Associated with reduced P50

High-oxygen-affinity hemoglobinopathy

High-oxygen-affinity hemoglobins release oxygen at a lower rate than normal and thus create relative tissue hypoxia, which might result in compensatory erythrocytosis in approximately one third of affected patients. Affected patients often present with isolated erythrocytosis, in the absence of signs and symptoms of systemic disease.³ Erythrocytosis is accompanied by chronic hemolysis where the Hgb variant is unstable.⁶ Bone marrow trephine biopsy (BMTB) investigation shows erythroid hyperplasia but normal megakaryocytes (Fig. 22.1A, B).These patients may have family members who are similarly affected and a family history is therefore essential in the investigation of patients with erythrocytosis.
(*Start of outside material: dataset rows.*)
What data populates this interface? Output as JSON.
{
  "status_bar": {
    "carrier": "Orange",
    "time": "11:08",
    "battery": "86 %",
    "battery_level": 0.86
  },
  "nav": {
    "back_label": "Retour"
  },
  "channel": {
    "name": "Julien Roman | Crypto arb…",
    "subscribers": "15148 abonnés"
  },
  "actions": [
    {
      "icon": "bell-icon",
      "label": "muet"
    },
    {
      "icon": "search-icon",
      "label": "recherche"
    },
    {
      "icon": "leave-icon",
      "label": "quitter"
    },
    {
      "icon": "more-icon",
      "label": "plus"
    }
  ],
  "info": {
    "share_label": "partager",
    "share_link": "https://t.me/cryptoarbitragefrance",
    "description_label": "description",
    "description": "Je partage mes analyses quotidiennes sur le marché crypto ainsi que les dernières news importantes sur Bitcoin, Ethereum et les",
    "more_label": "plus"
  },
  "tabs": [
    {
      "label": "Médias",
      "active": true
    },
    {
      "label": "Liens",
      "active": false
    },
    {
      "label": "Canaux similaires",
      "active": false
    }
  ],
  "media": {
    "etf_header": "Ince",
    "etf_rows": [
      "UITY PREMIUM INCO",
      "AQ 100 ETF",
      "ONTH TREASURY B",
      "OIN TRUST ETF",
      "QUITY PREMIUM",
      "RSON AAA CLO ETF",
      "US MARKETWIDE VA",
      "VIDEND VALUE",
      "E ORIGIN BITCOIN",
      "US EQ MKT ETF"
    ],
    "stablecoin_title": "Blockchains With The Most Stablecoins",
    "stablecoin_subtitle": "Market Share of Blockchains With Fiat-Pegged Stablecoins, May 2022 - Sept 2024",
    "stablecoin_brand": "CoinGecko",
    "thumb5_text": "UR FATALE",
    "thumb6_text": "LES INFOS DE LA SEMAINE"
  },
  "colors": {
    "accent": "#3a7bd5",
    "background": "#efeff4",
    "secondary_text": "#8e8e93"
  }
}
Transmission in affected patients is usually autosomal dominant.

Fig. 22.1 (A–B) Erythrocytosis associated with hemoglobin San Diego. (A) The bone marrow is hypercellular due to erythroid hyperplasia. (B) Megakaryocytes show normal morphology.

More than 90 mutations have been described and are covered in an exemplary fashion in a web resource: http://globin.bx.psu.edu/hbvar/. Most of the high-oxygen-affinity mutations involve the β-globin chain and α₁β₂ contact zones.¹¹ Serum Epo levels are either normal or elevated and P50 (partial pressure of oxygen at which 50% of Hgb is saturated with oxygen) is decreased.¹² Structurally abnormal high-affinity Hgb should be suspected³ if the P50 level is <20 mmHg.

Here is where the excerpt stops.